Harrison v. Commissioner

OPINION.

Arundell, Judge:

Our decision in Samuel Wilcox, 16 T. C. 572, serves to dispose of the objections raised by the petitioners to respondent’s determination of a transferee liability with the exception of several secondary points.

Petitioners suggest that Western Union is required under the terms of “Article Sixteenth” of the lease agreement to pay the income taxes of Southern and Atlantic. We shall not attempt to determine the Tights of the respective parties under the lease agreement. It is our understanding that the Commissioner must assess and collect the tax in compliance with the applicable revenue laws and the procedures prescribed therein, and is in no way bound by an agreement between taxpayers as to who shall pay a tax even though the agreement may be valid and enforceable between the parties thereto. Cf. Frank R. Casey, 12 T. C. 224. Moreover, it is not at all clear that Western Union is obligated to pay Federal income taxes of Southern and Atlantic under the terms of the lease agreement and no effort, so far as we know, has ever been made by Southern and Atlantic to establish any such obligation on the part of Western Union. Cf. Samuel Wilcox, supra.

Petitioners further argue that they were justified in distributing the assets of the decedent’s estate in 1942 in view of the decisions of the Court of Appeals for the Second Circuit in Harwood v. Eaton, 68 F. 2d 12, certiorari denied, 292 U. S. 636, and Western Union Telegraph Co. v. Commissioner, 68 F. 2d 16, certiorari denied, 292 U. S. 636, and that the estate having been closed should not now be held as a transferee. However, petitioners admit they received the notice of transferee liability in 1940, at which time they were acting as executors of the estate. Cf. Estate of L. E. McKnight, 8 T. C. 871; Hulburd v. Commissioner, 296 U. S. 300. They apparently recognized it as a claim against the estate for in that same year they instituted this proceeding, which proceeding was still pending at the time of the distribution of the estate in 1942. We think it is immaterial that petitioners may have believed that the claim made by the Commissioner against the decedent would be defeated by the cases decided at that time, for so long as the present case was before the court, the petitioners were on notice that the Commissioner had not abandoned his position and there remained a possibility for the estate’s being held liable as a transferee for the unpaid income taxes of Southern and Atlantic.

Nor can we accept the argument that the estate can only be held for its pro rata share of the tax. It is well settled that a transferee is severally liable for the unpaid tax of the transferor to the extent of the assets received and other stockholders or transferees need not be joined.

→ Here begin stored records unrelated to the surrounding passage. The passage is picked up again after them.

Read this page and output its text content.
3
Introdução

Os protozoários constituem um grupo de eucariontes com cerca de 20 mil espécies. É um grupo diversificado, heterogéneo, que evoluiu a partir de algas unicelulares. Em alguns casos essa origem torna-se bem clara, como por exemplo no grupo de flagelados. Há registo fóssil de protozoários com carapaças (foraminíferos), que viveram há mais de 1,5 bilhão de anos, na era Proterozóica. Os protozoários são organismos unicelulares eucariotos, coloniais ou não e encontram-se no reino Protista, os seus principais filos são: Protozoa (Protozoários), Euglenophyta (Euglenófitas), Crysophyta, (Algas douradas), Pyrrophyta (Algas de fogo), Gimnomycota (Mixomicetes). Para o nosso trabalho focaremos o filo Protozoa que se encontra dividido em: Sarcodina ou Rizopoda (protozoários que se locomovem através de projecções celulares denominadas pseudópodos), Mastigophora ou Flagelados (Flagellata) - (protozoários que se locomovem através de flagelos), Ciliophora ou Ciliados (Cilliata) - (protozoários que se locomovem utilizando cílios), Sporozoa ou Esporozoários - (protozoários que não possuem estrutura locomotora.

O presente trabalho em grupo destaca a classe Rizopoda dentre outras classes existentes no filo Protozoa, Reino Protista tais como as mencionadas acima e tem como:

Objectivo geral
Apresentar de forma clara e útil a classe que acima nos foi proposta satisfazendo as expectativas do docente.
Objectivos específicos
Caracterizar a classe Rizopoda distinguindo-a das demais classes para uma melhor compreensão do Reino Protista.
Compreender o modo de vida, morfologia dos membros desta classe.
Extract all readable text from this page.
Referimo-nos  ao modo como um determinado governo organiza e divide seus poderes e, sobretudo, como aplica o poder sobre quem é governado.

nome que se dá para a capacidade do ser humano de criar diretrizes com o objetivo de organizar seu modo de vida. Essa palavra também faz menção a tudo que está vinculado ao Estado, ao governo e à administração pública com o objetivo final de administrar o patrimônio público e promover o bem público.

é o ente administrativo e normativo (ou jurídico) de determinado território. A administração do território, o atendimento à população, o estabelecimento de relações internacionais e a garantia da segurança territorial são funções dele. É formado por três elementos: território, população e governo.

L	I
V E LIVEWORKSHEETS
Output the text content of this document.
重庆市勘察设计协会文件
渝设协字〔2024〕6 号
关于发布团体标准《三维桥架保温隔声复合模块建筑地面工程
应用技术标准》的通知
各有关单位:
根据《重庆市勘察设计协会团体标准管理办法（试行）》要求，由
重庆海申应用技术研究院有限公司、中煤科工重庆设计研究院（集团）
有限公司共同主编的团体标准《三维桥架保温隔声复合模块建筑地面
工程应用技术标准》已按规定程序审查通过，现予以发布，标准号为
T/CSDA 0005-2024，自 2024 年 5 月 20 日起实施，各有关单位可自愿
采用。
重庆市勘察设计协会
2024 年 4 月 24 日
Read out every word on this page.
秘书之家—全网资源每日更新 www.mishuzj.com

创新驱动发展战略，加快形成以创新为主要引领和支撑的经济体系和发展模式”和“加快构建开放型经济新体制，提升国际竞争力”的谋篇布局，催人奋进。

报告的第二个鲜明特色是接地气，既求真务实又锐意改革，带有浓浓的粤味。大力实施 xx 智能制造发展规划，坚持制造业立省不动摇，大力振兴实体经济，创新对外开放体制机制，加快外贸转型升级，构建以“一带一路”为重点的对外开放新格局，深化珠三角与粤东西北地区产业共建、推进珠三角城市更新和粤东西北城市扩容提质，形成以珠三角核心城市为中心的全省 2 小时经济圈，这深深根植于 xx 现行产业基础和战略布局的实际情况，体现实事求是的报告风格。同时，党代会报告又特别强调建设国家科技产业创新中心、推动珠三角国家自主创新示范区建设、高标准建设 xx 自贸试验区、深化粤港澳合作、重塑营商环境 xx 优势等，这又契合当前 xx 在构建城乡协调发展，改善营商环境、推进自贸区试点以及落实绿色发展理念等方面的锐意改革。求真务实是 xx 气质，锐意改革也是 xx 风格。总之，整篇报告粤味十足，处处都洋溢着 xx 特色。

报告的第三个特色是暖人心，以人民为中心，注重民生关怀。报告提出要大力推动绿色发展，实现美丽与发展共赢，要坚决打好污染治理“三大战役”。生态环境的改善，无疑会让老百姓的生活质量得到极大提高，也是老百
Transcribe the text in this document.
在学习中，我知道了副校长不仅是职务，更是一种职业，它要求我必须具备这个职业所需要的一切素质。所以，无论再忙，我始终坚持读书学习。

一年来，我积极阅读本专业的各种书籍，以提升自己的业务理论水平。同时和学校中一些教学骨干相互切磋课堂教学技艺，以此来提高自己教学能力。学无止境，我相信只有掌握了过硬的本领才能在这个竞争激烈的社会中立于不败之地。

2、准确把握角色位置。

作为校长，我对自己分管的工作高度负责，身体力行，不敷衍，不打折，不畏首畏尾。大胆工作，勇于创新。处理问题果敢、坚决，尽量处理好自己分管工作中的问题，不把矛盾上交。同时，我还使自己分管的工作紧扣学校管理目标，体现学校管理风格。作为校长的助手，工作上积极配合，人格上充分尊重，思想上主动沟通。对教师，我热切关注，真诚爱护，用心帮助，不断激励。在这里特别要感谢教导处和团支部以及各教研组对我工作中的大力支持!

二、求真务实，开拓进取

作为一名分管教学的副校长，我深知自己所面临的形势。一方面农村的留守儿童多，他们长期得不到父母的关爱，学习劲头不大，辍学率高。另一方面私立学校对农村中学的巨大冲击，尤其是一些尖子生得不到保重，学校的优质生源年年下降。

Phillips v. Commissioner, 283 U. S. 589. In the event that one transferee is called upon to pay more than his pro rata share of the tax, he is left to his rights of contribution from the other transferees.

It follows that the estate of Robert Lewis Harrison is liable as á transferee under the provisions of section 311 of the Revenue Act of 1928 for the unpaid income tax liability of Southern and Atlantic for 1930 to the extent of $375, representing the rental-dividends received by the decedent from Western Union in that year.

Decision will be entered for the respondent.